Arsenal verteidigt clever
Arsenal präsentierte sich nach der Führung taktisch hervorragend organisiert. Die Mannschaft von Mikel Arteta überließ PSG weitgehend den Ball und verteidigte diszipliniert. Trotz deutlich mehr Ballbesitz fand der französische Meister lange keine Mittel gegen die kompakte Defensive der Londoner. Die beste Gelegenheit auf das zweite Tor hatte erneut Havertz kurz vor der Pause, doch der Angreifer verpasste die mögliche Vorentscheidung.

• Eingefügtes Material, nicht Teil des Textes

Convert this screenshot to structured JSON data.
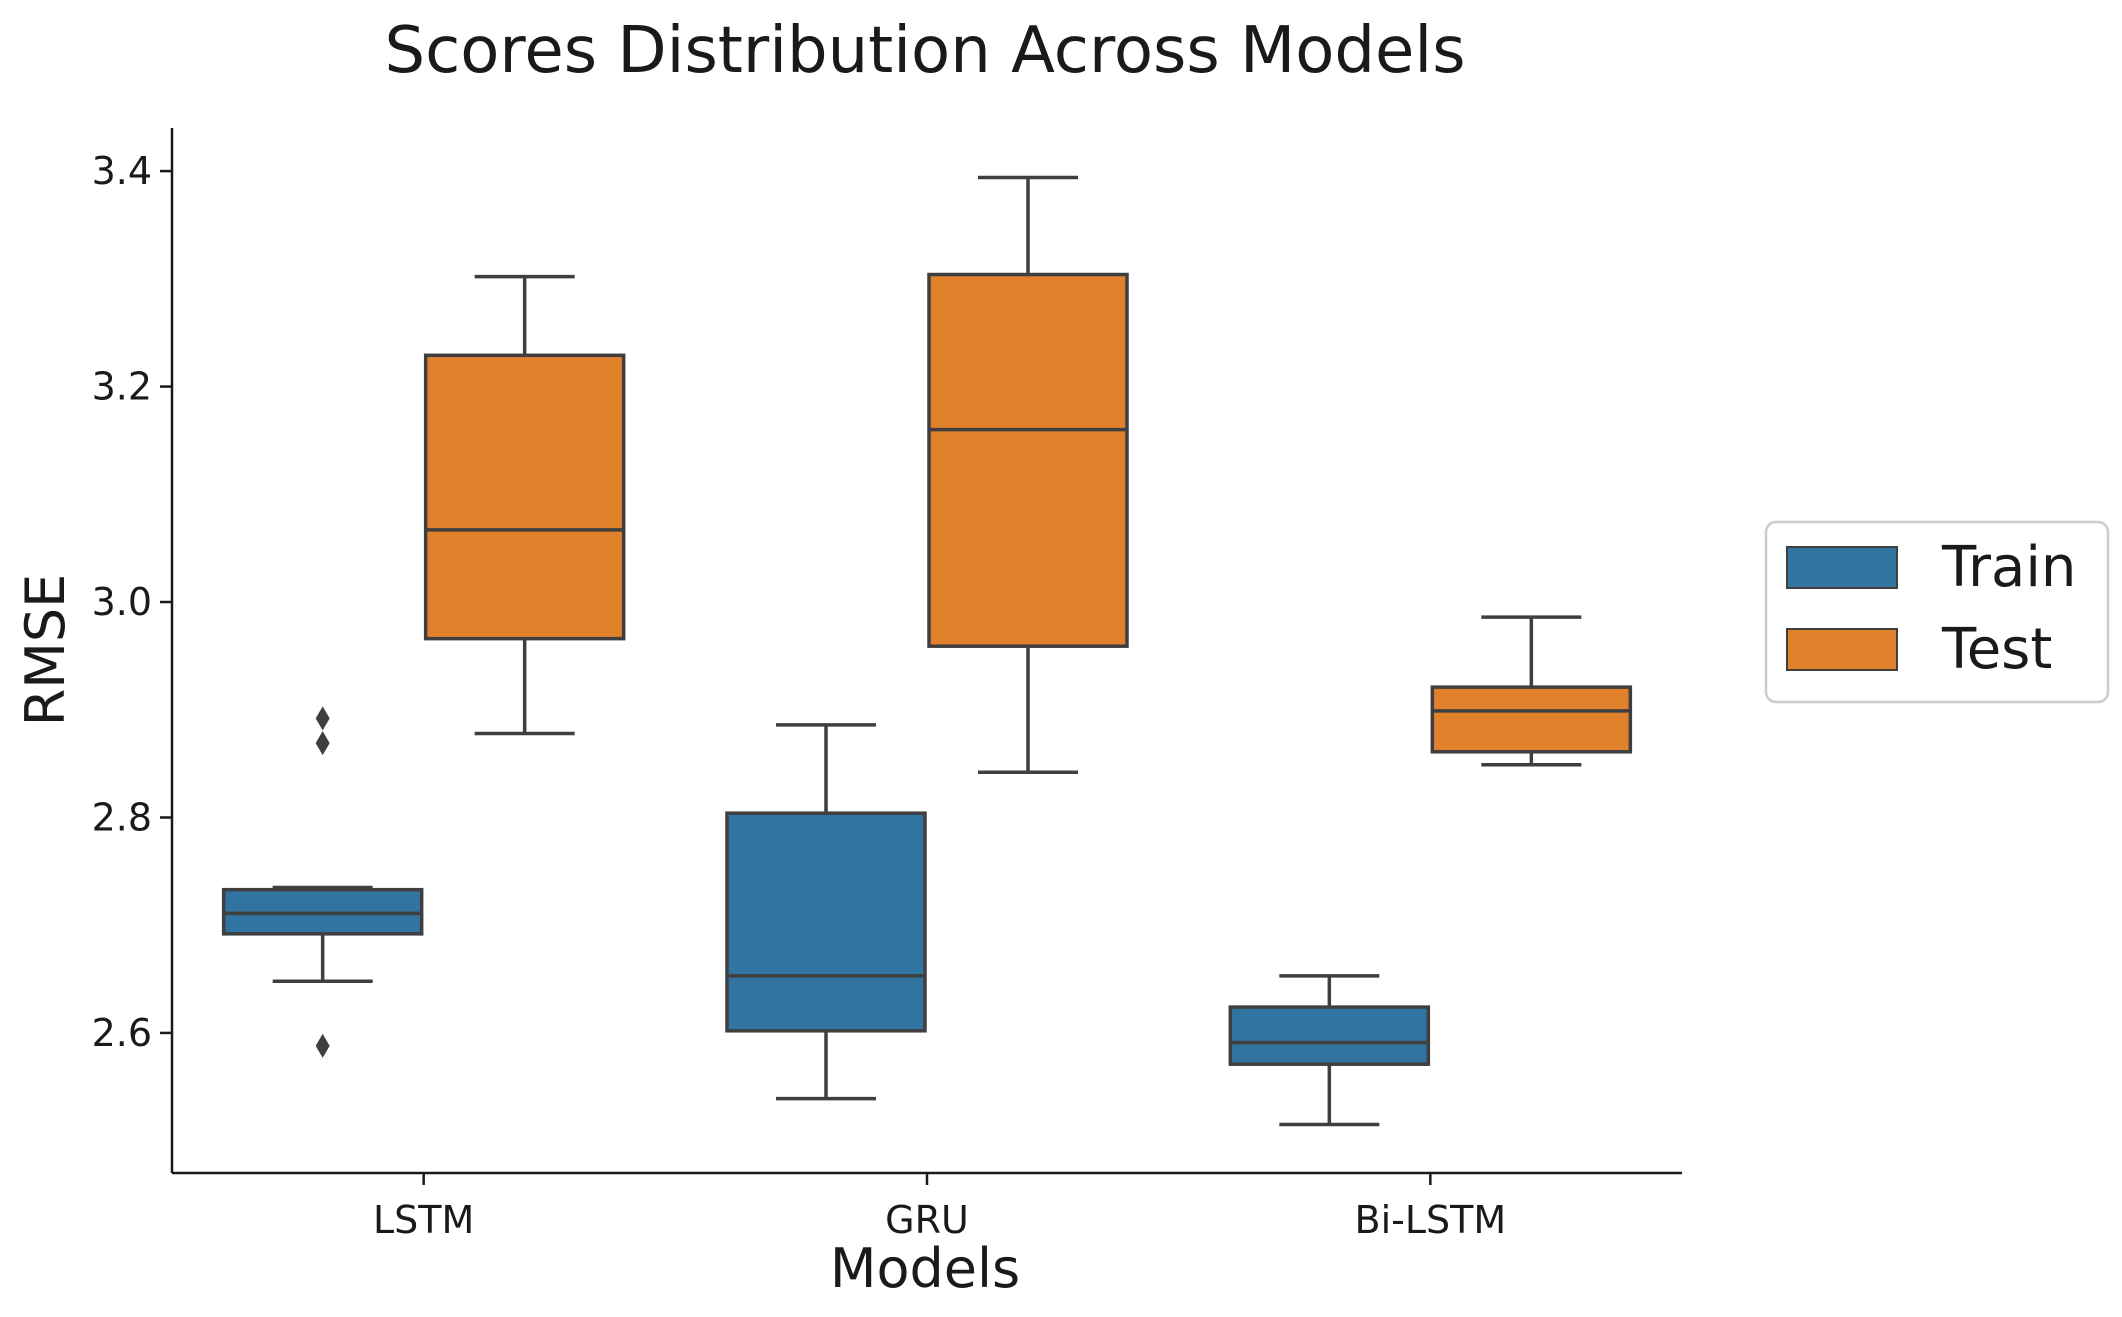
{
  "chart_data": {
    "type": "box",
    "title": "Scores Distribution Across Models",
    "xlabel": "Models",
    "ylabel": "RMSE",
    "ylim": [
      2.47,
      3.44
    ],
    "yticks": [
      "2.6",
      "2.8",
      "3.0",
      "3.2",
      "3.4"
    ],
    "categories": [
      "LSTM",
      "GRU",
      "Bi-LSTM"
    ],
    "legend_position": "right",
    "series": [
      {
        "name": "Train",
        "color": "#3274a1",
        "boxes": [
          {
            "whisker_low": 2.648,
            "q1": 2.692,
            "median": 2.711,
            "q3": 2.733,
            "whisker_high": 2.735,
            "outliers": [
              2.588,
              2.869,
              2.892
            ]
          },
          {
            "whisker_low": 2.539,
            "q1": 2.602,
            "median": 2.653,
            "q3": 2.804,
            "whisker_high": 2.886,
            "outliers": []
          },
          {
            "whisker_low": 2.515,
            "q1": 2.571,
            "median": 2.591,
            "q3": 2.624,
            "whisker_high": 2.653,
            "outliers": []
          }
        ]
      },
      {
        "name": "Test",
        "color": "#e1812c",
        "boxes": [
          {
            "whisker_low": 2.878,
            "q1": 2.966,
            "median": 3.067,
            "q3": 3.229,
            "whisker_high": 3.302,
            "outliers": []
          },
          {
            "whisker_low": 2.842,
            "q1": 2.959,
            "median": 3.16,
            "q3": 3.304,
            "whisker_high": 3.394,
            "outliers": []
          },
          {
            "whisker_low": 2.849,
            "q1": 2.861,
            "median": 2.899,
            "q3": 2.921,
            "whisker_high": 2.986,
            "outliers": []
          }
        ]
      }
    ]
  }
}
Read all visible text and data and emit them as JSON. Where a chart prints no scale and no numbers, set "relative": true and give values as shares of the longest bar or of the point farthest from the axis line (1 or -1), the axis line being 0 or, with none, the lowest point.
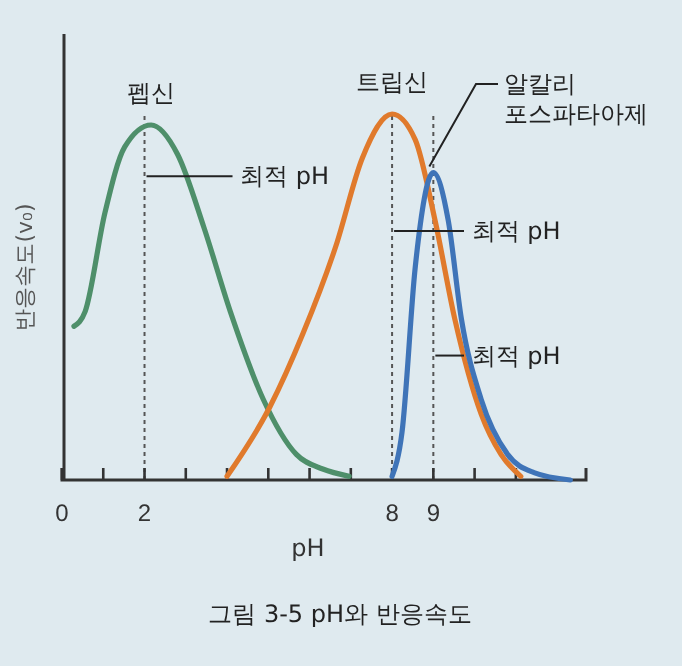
{
  "chart_data": {
    "type": "line",
    "relative": true,
    "title": "그림 3-5 pH와 반응속도",
    "xlabel": "pH",
    "ylabel": "반응속도(v₀)",
    "xlim": [
      0,
      12.7
    ],
    "xticks": [
      0,
      {
        "value": 1,
        "label": null
      },
      2,
      {
        "value": 3,
        "label": null
      },
      {
        "value": 4,
        "label": null
      },
      {
        "value": 5,
        "label": null
      },
      {
        "value": 6,
        "label": null
      },
      {
        "value": 7,
        "label": null
      },
      8,
      9,
      {
        "value": 10,
        "label": null
      },
      {
        "value": 11,
        "label": null
      }
    ],
    "series": [
      {
        "name": "펩신",
        "color": "#4e8f6a",
        "x": [
          0.29,
          0.56,
          1.04,
          1.52,
          2.16,
          2.8,
          3.44,
          4.08,
          4.88,
          5.68,
          6.32,
          6.96
        ],
        "values": [
          0.42,
          0.46,
          0.73,
          0.91,
          0.97,
          0.89,
          0.69,
          0.46,
          0.22,
          0.07,
          0.03,
          0.01
        ]
      },
      {
        "name": "트립신",
        "color": "#e07a2c",
        "x": [
          4.0,
          5.04,
          5.84,
          6.64,
          7.28,
          8.0,
          8.56,
          9.04,
          9.52,
          10.16,
          10.64,
          11.12
        ],
        "values": [
          0.01,
          0.2,
          0.4,
          0.64,
          0.88,
          1.0,
          0.93,
          0.71,
          0.44,
          0.18,
          0.07,
          0.01
        ]
      },
      {
        "name": "알칼리 포스파타아제",
        "color": "#3f74b8",
        "x": [
          8.0,
          8.24,
          8.56,
          9.0,
          9.36,
          9.68,
          10.16,
          10.8,
          11.44,
          12.32
        ],
        "values": [
          0.01,
          0.13,
          0.58,
          0.84,
          0.71,
          0.44,
          0.22,
          0.07,
          0.02,
          0
        ]
      }
    ],
    "ref_lines": [
      {
        "axis": "x",
        "value": 2,
        "line_style": "dotted",
        "color": "#555555"
      },
      {
        "axis": "x",
        "value": 8,
        "line_style": "dotted",
        "color": "#555555"
      },
      {
        "axis": "x",
        "value": 9,
        "line_style": "dotted",
        "color": "#555555"
      }
    ],
    "annotations": [
      {
        "text": "최적 pH",
        "x": 2,
        "y": 0.83
      },
      {
        "text": "최적 pH",
        "x": 8,
        "y": 0.68
      },
      {
        "text": "최적 pH",
        "x": 9,
        "y": 0.34
      }
    ],
    "marker": "none",
    "line_style": "solid"
  }
}
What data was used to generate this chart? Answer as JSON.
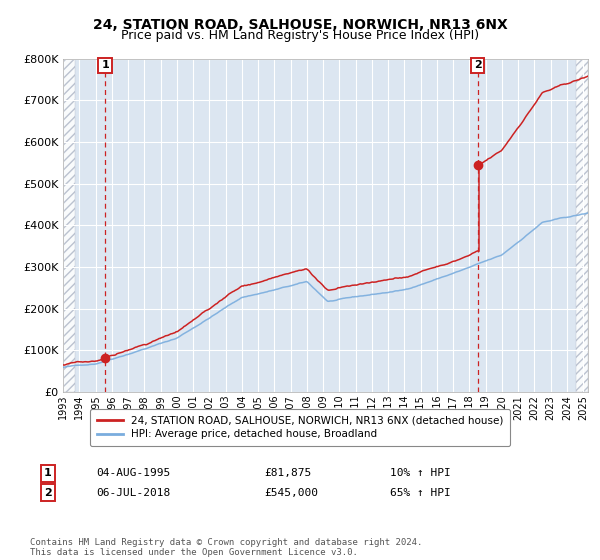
{
  "title": "24, STATION ROAD, SALHOUSE, NORWICH, NR13 6NX",
  "subtitle": "Price paid vs. HM Land Registry's House Price Index (HPI)",
  "legend_line1": "24, STATION ROAD, SALHOUSE, NORWICH, NR13 6NX (detached house)",
  "legend_line2": "HPI: Average price, detached house, Broadland",
  "label1_date": "04-AUG-1995",
  "label1_price": "£81,875",
  "label1_hpi": "10% ↑ HPI",
  "label2_date": "06-JUL-2018",
  "label2_price": "£545,000",
  "label2_hpi": "65% ↑ HPI",
  "footer": "Contains HM Land Registry data © Crown copyright and database right 2024.\nThis data is licensed under the Open Government Licence v3.0.",
  "sale1_year": 1995.59,
  "sale1_value": 81875,
  "sale2_year": 2018.51,
  "sale2_value": 545000,
  "hpi_color": "#7aadde",
  "price_color": "#cc2222",
  "bg_color": "#dce6f1",
  "fig_bg": "#ffffff",
  "ylim": [
    0,
    800000
  ],
  "xlim_start": 1993.0,
  "xlim_end": 2025.3,
  "hatch_left_end": 1993.75,
  "hatch_right_start": 2024.58
}
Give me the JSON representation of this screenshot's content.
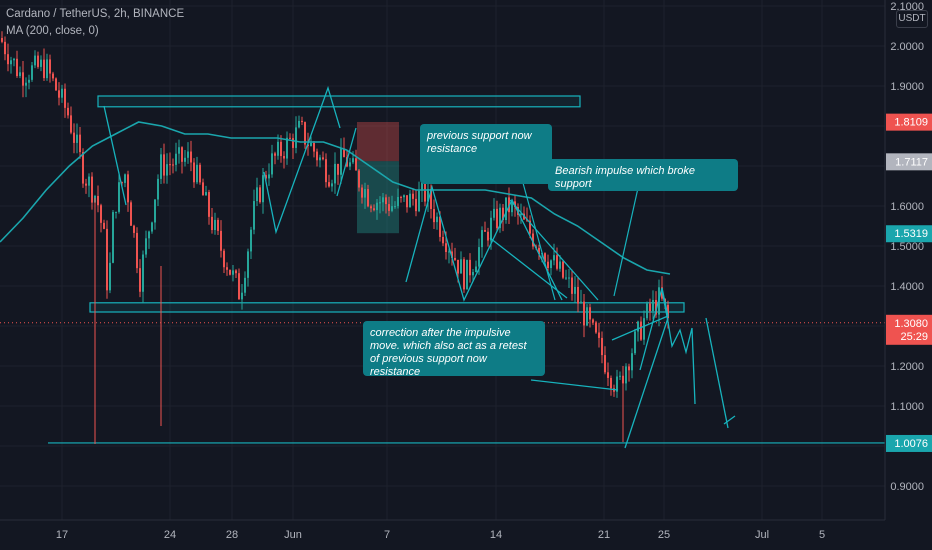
{
  "legend": {
    "symbol": "Cardano / TetherUS, 2h, BINANCE",
    "indicator": "MA (200, close, 0)"
  },
  "currency": "USDT",
  "annotations": {
    "support_resistance": "previous support now resistance",
    "bearish_impulse": "Bearish impulse which broke support",
    "correction": "correction after the impulsive move. which also act as a retest of previous support now resistance"
  },
  "colors": {
    "background": "#131722",
    "up": "#26a69a",
    "down": "#ef5350",
    "ma": "#1aa6ad",
    "zone": "#17b3bd",
    "callout": "#0e7c86",
    "price_label": "#ef5350",
    "ma_label": "#1aa6ad"
  },
  "chart_data": {
    "type": "candlestick",
    "y_ticks": [
      "2.1000",
      "2.0000",
      "1.9000",
      "1.8000",
      "1.7000",
      "1.6000",
      "1.5000",
      "1.4000",
      "1.3000",
      "1.2000",
      "1.1000",
      "1.0000",
      "0.9000"
    ],
    "y_values": [
      2.1,
      2.0,
      1.9,
      1.8,
      1.7,
      1.6,
      1.5,
      1.4,
      1.3,
      1.2,
      1.1,
      1.0,
      0.9
    ],
    "x_ticks": [
      "17",
      "24",
      "28",
      "Jun",
      "7",
      "14",
      "21",
      "25",
      "Jul",
      "5"
    ],
    "price_labels": [
      {
        "value": 1.8109,
        "text": "1.8109",
        "color": "#ef5350"
      },
      {
        "value": 1.7117,
        "text": "1.7117",
        "color": "#b2b5be"
      },
      {
        "value": 1.5319,
        "text": "1.5319",
        "color": "#1aa6ad"
      },
      {
        "value": 1.308,
        "text": "1.3080",
        "sub": "25:29",
        "color": "#ef5350"
      },
      {
        "value": 1.0076,
        "text": "1.0076",
        "color": "#1aa6ad"
      }
    ],
    "levels": {
      "upper_zone": [
        1.875,
        1.848
      ],
      "support_zone": [
        1.358,
        1.335
      ],
      "bottom_line": 1.0076,
      "current": 1.308
    },
    "trade_box": {
      "stop": [
        1.81,
        1.712
      ],
      "target": [
        1.712,
        1.532
      ]
    },
    "ma_200": [
      1.51,
      1.57,
      1.64,
      1.7,
      1.75,
      1.78,
      1.81,
      1.8,
      1.78,
      1.78,
      1.77,
      1.77,
      1.77,
      1.76,
      1.76,
      1.74,
      1.7,
      1.66,
      1.64,
      1.64,
      1.64,
      1.64,
      1.63,
      1.62,
      1.58,
      1.55,
      1.51,
      1.47,
      1.44,
      1.43
    ],
    "series_close": [
      2.02,
      1.93,
      1.95,
      1.83,
      1.68,
      1.62,
      1.5,
      1.37,
      1.6,
      1.68,
      1.42,
      1.7,
      1.72,
      1.5,
      1.38,
      1.6,
      1.7,
      1.79,
      1.68,
      1.72,
      1.62,
      1.6,
      1.63,
      1.42,
      1.55,
      1.6,
      1.45,
      1.38,
      1.14,
      1.2,
      1.32,
      1.37,
      1.3
    ]
  }
}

Dembélé bringt Paris zurück
Nach dem Seitenwechsel erhöhte Paris den Druck. Die Mannschaft von Trainer Luis Enrique spielte nun mutiger nach vorne und wurde in der 65. Minute belohnt. Nach einem Foul im Strafraum verwandelte Ousmane Dembélé den fälligen Elfmeter souverän zum 1:1-Ausgleich. Für den französischen Nationalspieler war es ein weiterer wichtiger Treffer in einer herausragenden K.-o.-Phase.
Verlängerung ohne Entscheidung
In der Folge entwickelte sich ein offener Schlagabtausch. PSG kam zu mehreren guten Möglichkeiten, während Arsenal bei Kontern gefährlich blieb. Dennoch fiel weder in der regulären Spielzeit noch in der Verlängerung die Entscheidung.
Nervenkrimi vom Punkt

So musste das Elfmeterschießen über Europas Krone entscheiden. Beide Teams lieferten sich ein nervenaufreibendes Duell vom Punkt. Nachdem bereits auf beiden Seiten Schützen vergeben hatten, lag die Verantwortung schließlich bei Arsenals Innenverteidiger Gabriel. Der Brasilianer konnte dem Druck nicht standhalten und setzte seinen Versuch über das Tor. Sekunden später brachen bei den Parisern alle Dämme.
Havertz bleibt die Krönung verwehrt
Während die Spieler von PSG ausgelassen feierten, blieb Arsenal erneut der Traum vom ersten Champions-League-Titel der Vereinsgeschichte verwehrt. Besonders bitter: Die „Gunners“ hatten in der gesamten Königsklassen-Saison nach 90 Minuten keine einzige Partie verloren.
Für Kai Havertz endete der Abend mit gemischten Gefühlen. Der deutsche Stürmer hatte Arsenal mit seinem frühen Treffer auf Titelkurs gebracht und eine beeindruckende Saison gespielt. Nach langer Verletzungspause kämpfte er sich zurück, führte seinen Verein zum ersten englischen Meistertitel seit über zwei Jahrzehnten und stand nun erneut in einem Champions-League-Finale. Die Krönung blieb jedoch aus.
PSG schreibt Geschichte

Auf der Gegenseite schrieb Paris Saint-Germain weiter Geschichte. Trainer Luis Enrique gewann bereits zum dritten Mal die Champions League und stellte erneut seine Klasse auf Europas größter Bühne unter Beweis. Mit einem jungen, talentierten Kader und der erfolgreichen Titelverteidigung sendete PSG ein deutliches Signal an die Konkurrenz: Die Zukunft des europäischen Fußballs könnte für die kommenden Jahre in Paris liegen.